The United States Supreme Court has issued a ruling that could have wide implications for the sale of used and refurbished products.
Printer maker Lexmark had sued a company called Impression Products for patent infringement. Impression had been buying used Lexmark printer ink cartridges sold at low pries abroad, and then refilling and selling them in the US… for less than the price of a new Lexmark cartridge, potentially hurting Lexmark sales.
Impression argued that Lexmark had basically gotten its money the first time the cartridges were sold… and that the company couldn’t block resale of those items.

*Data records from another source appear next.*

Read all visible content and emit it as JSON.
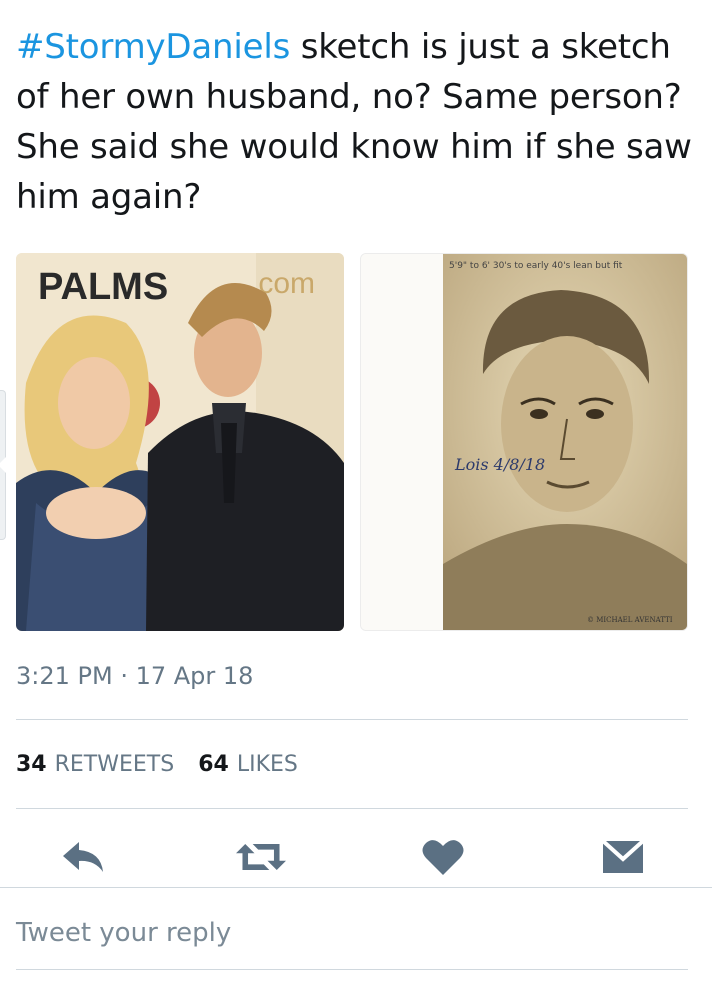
{
  "tweet": {
    "hashtag": "#StormyDaniels",
    "body": " sketch is just a sketch of her own husband, no? Same person? She said she would know him if she saw him again?",
    "timestamp": "3:21 PM · 17 Apr 18",
    "retweets_count": "34",
    "retweets_label": "RETWEETS",
    "likes_count": "64",
    "likes_label": "LIKES"
  },
  "media": {
    "left_photo_banner": "PALMS",
    "left_photo_banner_2": ".com",
    "right_sketch_notes": "5'9\" to 6'  30's to early 40's  lean but fit",
    "right_sketch_signature": "Lois 4/8/18",
    "right_sketch_credit": "© MICHAEL AVENATTI"
  },
  "actions": {
    "reply_icon": "reply-icon",
    "retweet_icon": "retweet-icon",
    "like_icon": "heart-icon",
    "dm_icon": "envelope-icon"
  },
  "reply": {
    "placeholder": "Tweet your reply"
  },
  "colors": {
    "accent": "#1b95e0",
    "icon": "#5b7083",
    "muted": "#657786"
  }
}
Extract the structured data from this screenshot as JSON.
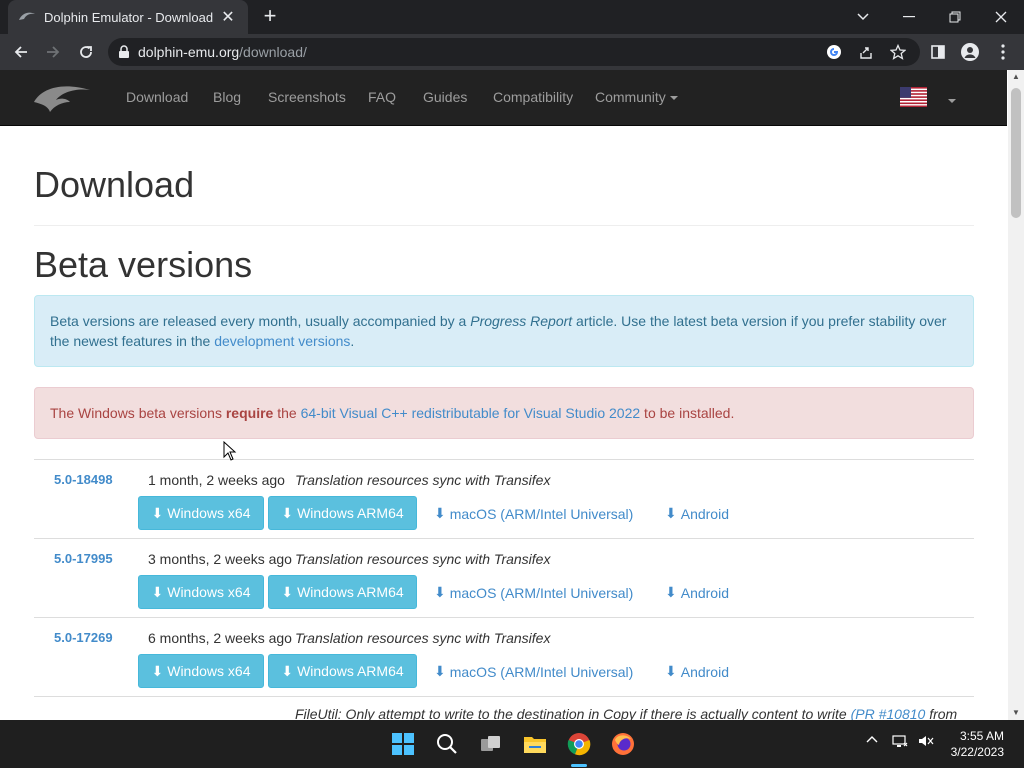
{
  "browser": {
    "tab_title": "Dolphin Emulator - Download",
    "url_host": "dolphin-emu.org",
    "url_path": "/download/"
  },
  "site_nav": {
    "items": [
      "Download",
      "Blog",
      "Screenshots",
      "FAQ",
      "Guides",
      "Compatibility",
      "Community"
    ]
  },
  "page": {
    "title": "Download",
    "section_title": "Beta versions",
    "info_alert": {
      "text_1": "Beta versions are released every month, usually accompanied by a ",
      "text_em": "Progress Report",
      "text_2": " article. Use the latest beta version if you prefer stability over the newest features in the ",
      "link": "development versions",
      "text_3": "."
    },
    "danger_alert": {
      "text_1": "The Windows beta versions ",
      "text_bold": "require",
      "text_2": " the ",
      "link": "64-bit Visual C++ redistributable for Visual Studio 2022",
      "text_3": " to be installed."
    },
    "versions": [
      {
        "version": "5.0-18498",
        "age": "1 month, 2 weeks ago",
        "message": "Translation resources sync with Transifex"
      },
      {
        "version": "5.0-17995",
        "age": "3 months, 2 weeks ago",
        "message": "Translation resources sync with Transifex"
      },
      {
        "version": "5.0-17269",
        "age": "6 months, 2 weeks ago",
        "message": "Translation resources sync with Transifex"
      }
    ],
    "downloads": {
      "win_x64": "Windows x64",
      "win_arm64": "Windows ARM64",
      "macos": "macOS (ARM/Intel Universal)",
      "android": "Android"
    },
    "cut_text_1": "FileUtil: Only attempt to write to the destination in Copy if there is actually content to write ",
    "cut_link": "(PR #10810",
    "cut_text_2": " from"
  },
  "taskbar": {
    "time": "3:55 AM",
    "date": "3/22/2023"
  },
  "colors": {
    "link": "#428bca",
    "info_bg": "#d9edf7",
    "danger_bg": "#f2dede",
    "button": "#5bc0de"
  }
}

In a ruling issued today, the Supreme Court agreed with that logic.
The ruling means you’ll likely be able to continue purchasing cheap third-party printer cartridges for printers from Lexmark and other companies.

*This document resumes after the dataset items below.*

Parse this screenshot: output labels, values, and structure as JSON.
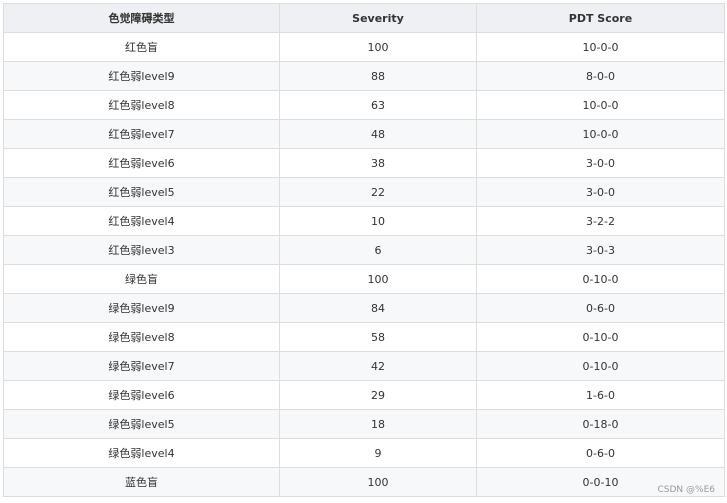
{
  "table": {
    "headers": [
      "色觉障碍类型",
      "Severity",
      "PDT Score"
    ],
    "rows": [
      [
        "红色盲",
        "100",
        "10-0-0"
      ],
      [
        "红色弱level9",
        "88",
        "8-0-0"
      ],
      [
        "红色弱level8",
        "63",
        "10-0-0"
      ],
      [
        "红色弱level7",
        "48",
        "10-0-0"
      ],
      [
        "红色弱level6",
        "38",
        "3-0-0"
      ],
      [
        "红色弱level5",
        "22",
        "3-0-0"
      ],
      [
        "红色弱level4",
        "10",
        "3-2-2"
      ],
      [
        "红色弱level3",
        "6",
        "3-0-3"
      ],
      [
        "绿色盲",
        "100",
        "0-10-0"
      ],
      [
        "绿色弱level9",
        "84",
        "0-6-0"
      ],
      [
        "绿色弱level8",
        "58",
        "0-10-0"
      ],
      [
        "绿色弱level7",
        "42",
        "0-10-0"
      ],
      [
        "绿色弱level6",
        "29",
        "1-6-0"
      ],
      [
        "绿色弱level5",
        "18",
        "0-18-0"
      ],
      [
        "绿色弱level4",
        "9",
        "0-6-0"
      ],
      [
        "蓝色盲",
        "100",
        "0-0-10"
      ]
    ]
  },
  "watermark": "CSDN @%E6"
}
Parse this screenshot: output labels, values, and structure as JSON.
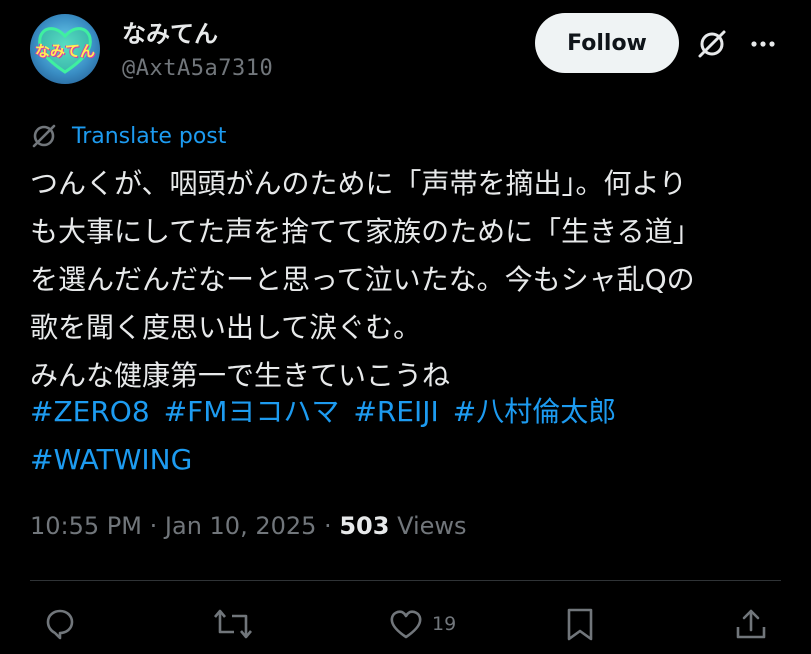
{
  "user": {
    "avatar_text": "なみてん",
    "display_name": "なみてん",
    "handle": "@AxtA5a7310"
  },
  "header": {
    "follow_label": "Follow",
    "grok_icon": "grok-icon",
    "more_icon": "more-icon"
  },
  "translate": {
    "label": "Translate post",
    "icon": "translate-icon"
  },
  "post": {
    "lines": [
      "つんくが、咽頭がんのために「声帯を摘出」。何より",
      "も大事にしてた声を捨てて家族のために「生きる道」",
      "を選んだんだなーと思って泣いたな。今もシャ乱Qの",
      "歌を聞く度思い出して涙ぐむ。",
      "みんな健康第一で生きていこうね"
    ],
    "hashtags_line1": [
      "#ZERO8",
      "#FMヨコハマ",
      "#REIJI",
      "#八村倫太郎"
    ],
    "hashtags_line2": [
      "#WATWING"
    ]
  },
  "meta": {
    "time": "10:55 PM",
    "separator": "·",
    "date": "Jan 10, 2025",
    "views_count": "503",
    "views_label": "Views"
  },
  "actions": {
    "reply_count": "",
    "repost_count": "",
    "like_count": "19",
    "bookmark_count": "",
    "icons": [
      "reply-icon",
      "repost-icon",
      "like-icon",
      "bookmark-icon",
      "share-icon"
    ]
  },
  "colors": {
    "background": "#000000",
    "text": "#e7e9ea",
    "secondary": "#71767b",
    "accent": "#1d9bf0",
    "divider": "#2f3336",
    "button_bg": "#eff3f4"
  }
}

But the decision also sets precedent that reaches far beyond printers-and-ink. The founder of online repair shop iFixit, for example, says that the ruling means manufactures can’t pursue patent cases against used parts resellers… like iFixit.
Essentially the Supreme Court has said that a patent holder “can no longer control that item through the patent laws” after one of its products is sold and “all subsequent owners are free to use or resell the product.”

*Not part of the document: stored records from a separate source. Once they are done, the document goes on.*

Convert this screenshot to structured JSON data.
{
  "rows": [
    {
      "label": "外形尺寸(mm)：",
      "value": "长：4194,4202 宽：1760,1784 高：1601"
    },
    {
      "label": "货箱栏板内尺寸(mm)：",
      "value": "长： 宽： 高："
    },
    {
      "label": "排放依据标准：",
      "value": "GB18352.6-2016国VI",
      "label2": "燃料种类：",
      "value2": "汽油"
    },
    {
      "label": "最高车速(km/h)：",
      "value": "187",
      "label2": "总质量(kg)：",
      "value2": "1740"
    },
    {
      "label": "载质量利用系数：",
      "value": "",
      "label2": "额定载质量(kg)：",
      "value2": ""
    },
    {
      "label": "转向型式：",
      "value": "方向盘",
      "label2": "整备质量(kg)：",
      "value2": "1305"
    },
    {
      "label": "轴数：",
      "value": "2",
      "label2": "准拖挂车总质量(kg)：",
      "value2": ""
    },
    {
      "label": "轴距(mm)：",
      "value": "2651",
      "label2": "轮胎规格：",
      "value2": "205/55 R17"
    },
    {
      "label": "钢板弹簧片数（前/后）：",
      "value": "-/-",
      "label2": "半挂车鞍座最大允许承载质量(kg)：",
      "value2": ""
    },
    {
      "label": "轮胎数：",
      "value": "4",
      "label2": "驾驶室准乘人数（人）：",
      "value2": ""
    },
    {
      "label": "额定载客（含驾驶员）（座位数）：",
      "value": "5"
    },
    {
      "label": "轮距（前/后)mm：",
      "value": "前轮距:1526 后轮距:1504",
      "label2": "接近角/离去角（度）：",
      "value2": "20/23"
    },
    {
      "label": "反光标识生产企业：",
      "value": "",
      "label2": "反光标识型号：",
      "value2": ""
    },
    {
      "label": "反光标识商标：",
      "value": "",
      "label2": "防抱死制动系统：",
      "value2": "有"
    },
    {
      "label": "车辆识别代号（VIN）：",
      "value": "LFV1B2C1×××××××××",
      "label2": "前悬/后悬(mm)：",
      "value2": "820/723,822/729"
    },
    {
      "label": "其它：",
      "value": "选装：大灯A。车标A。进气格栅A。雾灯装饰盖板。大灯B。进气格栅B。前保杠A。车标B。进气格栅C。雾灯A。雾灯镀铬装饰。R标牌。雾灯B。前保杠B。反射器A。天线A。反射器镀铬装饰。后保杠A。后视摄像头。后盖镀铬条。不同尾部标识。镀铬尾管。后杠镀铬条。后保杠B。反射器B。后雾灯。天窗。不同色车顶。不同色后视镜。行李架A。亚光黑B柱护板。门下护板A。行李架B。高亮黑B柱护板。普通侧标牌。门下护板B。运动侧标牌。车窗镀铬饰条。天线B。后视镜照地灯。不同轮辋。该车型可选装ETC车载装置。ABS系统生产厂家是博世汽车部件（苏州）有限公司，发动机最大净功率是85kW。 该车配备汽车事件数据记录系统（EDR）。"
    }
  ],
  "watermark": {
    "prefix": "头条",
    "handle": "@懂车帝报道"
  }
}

That was already pretty clear in most cases… but the Court ruling examines whether patent owners can sell items “under an express restriction on the purchaser’s right to reuse or resell products” and enforce that restriction under patent law.
Selling an item outside the United States, where US patent law doesn’t apply, also leads to “patent exhaustion.”
There is one thing to keep in mind about this decision though: it only applies to the application of patent law. Lexmark (or other companies) can still try to enforce agreements under contract law.
Lexmark has an ink cartridge return program that allows customers to pay a lower price for ink if they agree to only return used cartridges to Lexmark. If they break that agreement by paying the lower price and then reselling cartridges to someone else, it’s not a violation of patent law… but that doesn’t mean Lexmark can’t sue for contract violations.